My textbook source is:
Fundamentals of Physics, 6th edition, by Halliday, Resnick, Walker

According to Newton's well known 2nd Law of Motion:
F_net = ma

In chapter 2, in the case of free fall, the F_grav = mg,
where g = -9.8 m/s², assuming that movement along the axis of y is positive going upward from the Earth's surface.

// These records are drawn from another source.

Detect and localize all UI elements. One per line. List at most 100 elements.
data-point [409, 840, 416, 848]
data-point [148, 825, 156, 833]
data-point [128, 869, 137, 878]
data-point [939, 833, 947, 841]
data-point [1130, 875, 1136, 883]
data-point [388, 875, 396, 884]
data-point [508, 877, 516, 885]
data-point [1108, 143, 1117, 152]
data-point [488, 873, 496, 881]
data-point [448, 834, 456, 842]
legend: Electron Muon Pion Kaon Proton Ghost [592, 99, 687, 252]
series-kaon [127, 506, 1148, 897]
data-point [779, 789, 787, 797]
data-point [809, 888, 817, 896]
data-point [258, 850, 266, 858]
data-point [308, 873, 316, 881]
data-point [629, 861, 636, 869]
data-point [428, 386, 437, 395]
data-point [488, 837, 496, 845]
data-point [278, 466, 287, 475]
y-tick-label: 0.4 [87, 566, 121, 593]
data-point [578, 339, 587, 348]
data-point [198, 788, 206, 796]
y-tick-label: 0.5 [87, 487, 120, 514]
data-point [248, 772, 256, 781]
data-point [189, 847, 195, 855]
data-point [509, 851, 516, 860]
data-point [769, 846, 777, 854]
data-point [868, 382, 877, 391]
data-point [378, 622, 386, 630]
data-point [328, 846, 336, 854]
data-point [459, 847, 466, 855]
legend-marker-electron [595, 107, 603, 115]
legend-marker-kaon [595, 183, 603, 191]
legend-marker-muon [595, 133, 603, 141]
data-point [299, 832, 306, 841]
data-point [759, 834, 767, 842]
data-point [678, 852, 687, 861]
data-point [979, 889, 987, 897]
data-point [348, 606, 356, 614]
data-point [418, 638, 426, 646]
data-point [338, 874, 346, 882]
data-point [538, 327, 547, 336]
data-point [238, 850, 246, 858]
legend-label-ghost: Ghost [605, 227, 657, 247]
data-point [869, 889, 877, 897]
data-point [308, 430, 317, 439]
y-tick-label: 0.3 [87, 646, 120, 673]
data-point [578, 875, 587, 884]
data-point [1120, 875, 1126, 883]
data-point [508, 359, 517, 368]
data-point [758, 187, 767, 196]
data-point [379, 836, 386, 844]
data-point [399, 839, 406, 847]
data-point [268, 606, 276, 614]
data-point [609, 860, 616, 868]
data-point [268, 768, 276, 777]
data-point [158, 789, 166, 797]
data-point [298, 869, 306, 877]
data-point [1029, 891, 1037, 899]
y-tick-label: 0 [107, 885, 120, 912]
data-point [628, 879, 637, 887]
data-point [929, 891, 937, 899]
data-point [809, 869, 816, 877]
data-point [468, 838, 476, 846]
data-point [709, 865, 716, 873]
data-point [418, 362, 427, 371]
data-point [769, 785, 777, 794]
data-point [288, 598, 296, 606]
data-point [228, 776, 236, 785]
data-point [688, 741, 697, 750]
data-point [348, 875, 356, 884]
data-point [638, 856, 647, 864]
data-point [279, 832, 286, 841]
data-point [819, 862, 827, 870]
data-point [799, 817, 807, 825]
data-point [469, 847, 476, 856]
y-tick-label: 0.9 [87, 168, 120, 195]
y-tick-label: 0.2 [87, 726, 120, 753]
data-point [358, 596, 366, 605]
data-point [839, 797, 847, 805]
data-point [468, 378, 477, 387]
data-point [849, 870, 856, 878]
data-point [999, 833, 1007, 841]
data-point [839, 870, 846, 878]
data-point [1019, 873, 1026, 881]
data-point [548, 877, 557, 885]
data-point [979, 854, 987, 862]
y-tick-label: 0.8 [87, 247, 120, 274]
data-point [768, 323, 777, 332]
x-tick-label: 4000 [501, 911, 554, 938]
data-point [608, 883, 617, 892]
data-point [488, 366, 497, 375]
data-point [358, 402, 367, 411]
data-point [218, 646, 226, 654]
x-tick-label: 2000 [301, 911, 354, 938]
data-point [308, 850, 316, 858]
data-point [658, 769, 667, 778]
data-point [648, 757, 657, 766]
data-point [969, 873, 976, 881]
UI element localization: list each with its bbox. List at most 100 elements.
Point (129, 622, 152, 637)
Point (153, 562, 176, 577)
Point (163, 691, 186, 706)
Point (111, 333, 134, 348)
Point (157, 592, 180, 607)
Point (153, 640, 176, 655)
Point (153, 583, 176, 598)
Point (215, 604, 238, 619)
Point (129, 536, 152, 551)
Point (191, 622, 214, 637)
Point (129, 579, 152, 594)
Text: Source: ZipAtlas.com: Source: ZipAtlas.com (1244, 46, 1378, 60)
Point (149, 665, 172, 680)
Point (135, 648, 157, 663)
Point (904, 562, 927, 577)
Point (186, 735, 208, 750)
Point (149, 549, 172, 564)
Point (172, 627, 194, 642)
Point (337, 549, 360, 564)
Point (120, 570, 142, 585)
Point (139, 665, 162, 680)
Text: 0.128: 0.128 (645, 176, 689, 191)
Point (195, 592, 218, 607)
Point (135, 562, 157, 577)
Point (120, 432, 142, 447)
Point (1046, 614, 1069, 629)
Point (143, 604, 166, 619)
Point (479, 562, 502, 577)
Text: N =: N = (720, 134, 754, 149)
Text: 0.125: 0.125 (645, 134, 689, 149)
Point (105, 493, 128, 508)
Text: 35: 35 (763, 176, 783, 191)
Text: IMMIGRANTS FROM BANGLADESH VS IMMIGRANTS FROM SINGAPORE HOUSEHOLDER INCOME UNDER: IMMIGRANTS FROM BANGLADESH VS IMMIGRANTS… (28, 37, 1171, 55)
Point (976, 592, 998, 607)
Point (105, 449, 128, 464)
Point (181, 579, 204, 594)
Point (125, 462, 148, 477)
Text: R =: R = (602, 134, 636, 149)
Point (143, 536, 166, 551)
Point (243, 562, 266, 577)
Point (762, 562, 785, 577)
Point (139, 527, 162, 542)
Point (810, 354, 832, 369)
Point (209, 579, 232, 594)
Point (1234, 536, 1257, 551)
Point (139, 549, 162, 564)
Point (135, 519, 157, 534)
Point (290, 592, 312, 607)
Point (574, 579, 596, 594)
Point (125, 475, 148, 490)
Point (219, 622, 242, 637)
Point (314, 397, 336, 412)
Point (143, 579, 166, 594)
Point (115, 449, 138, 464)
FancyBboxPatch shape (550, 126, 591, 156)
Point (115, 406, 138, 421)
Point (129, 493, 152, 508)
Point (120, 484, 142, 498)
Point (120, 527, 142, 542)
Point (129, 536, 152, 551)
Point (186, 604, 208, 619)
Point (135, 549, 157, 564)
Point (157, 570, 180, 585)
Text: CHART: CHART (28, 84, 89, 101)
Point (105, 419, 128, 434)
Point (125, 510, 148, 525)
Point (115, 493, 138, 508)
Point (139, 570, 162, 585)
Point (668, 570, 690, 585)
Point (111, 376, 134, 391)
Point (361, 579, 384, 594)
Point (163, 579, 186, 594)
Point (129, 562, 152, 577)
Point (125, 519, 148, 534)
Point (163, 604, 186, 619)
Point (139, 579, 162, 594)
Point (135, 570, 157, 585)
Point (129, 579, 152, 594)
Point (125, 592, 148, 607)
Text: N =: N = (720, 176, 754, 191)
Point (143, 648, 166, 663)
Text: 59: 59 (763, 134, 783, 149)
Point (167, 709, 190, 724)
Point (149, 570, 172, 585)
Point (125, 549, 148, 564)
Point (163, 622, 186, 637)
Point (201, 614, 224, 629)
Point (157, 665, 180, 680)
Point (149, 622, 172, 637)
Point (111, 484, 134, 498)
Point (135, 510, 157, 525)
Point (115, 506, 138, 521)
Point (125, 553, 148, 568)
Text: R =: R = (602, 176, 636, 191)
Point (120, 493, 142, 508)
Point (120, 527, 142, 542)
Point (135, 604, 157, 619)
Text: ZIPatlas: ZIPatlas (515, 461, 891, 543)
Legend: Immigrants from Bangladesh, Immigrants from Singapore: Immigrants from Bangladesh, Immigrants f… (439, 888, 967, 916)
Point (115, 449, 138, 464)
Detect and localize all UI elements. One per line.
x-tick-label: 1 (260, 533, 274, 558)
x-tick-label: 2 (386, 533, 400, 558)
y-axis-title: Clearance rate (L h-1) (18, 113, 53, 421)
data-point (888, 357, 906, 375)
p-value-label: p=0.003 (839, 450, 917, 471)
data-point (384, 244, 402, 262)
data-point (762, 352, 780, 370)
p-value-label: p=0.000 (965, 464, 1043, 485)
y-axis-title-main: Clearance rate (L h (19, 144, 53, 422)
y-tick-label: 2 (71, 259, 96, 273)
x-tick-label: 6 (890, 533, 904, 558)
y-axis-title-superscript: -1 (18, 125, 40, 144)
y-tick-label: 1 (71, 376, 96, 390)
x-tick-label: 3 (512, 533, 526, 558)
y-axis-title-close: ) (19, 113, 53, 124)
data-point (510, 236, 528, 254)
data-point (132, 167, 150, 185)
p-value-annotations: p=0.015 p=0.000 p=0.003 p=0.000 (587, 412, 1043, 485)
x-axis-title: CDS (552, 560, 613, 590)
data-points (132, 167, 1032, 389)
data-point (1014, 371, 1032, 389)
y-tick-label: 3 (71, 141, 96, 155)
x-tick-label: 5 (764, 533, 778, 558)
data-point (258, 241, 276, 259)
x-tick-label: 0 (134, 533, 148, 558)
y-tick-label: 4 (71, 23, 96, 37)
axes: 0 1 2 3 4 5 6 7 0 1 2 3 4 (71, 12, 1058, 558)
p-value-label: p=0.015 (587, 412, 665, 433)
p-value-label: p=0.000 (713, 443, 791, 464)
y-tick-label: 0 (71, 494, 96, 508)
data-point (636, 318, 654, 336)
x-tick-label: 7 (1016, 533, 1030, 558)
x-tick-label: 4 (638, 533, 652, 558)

However, in order to make a slighter more elaborate calculation, let us attempt include to incorporate air resistance, as in chapter 6:

If we have the following values to insert into the Drag equation:

Mass density of air = ρ = 1.29 kg / m³

Object speed in m/s = v

Drag coefficient = C_drag = needs to be looked up or calculated

Effective Cross-sectional Area in m² = A



The drag equation in chapter 6, section 3 appears to be:

F_drag = (1/2) ρv²C_dragA


As air resistance increases with v², the F_drag reaches a value equal in magnitude and opposite in direction to F_grav.

Then terminal velocity might be attained, and the object's free fall may cease to accelerate.

Terminal velocity v_terminal can be solved for by calculating the case of F_net = 0 = F_drag + F_grav

F_drag = -F_grav
(1/2) ρv²C_dragA = -mg
etcetera...

Is this correct? This is not a homework assignment question.

 

[jtbell]

Notice that if you try to solve your last equation for v, you'll end up taking the square root of a negative number. You can get rid of that pesky minus sign by going back to your net force equation and recognizing that it's a vector equation:

$$\vec F_{net} = 0 \\
\vec F_{drag} + \vec F_{grav} = 0 \\
\vec F_{drag} = - \vec F_{grav}$$

The last equation says that the two forces are opposite in direction (minus sign) and equal in magnitude:

$$F_{drag} = F_{grav}$$

This equation is for the magnitudes, so we drop the minus sign.

 

[eehiram]

Yes, you are right. I should have used vectors in my initial post. Thank you for correcting my mistake.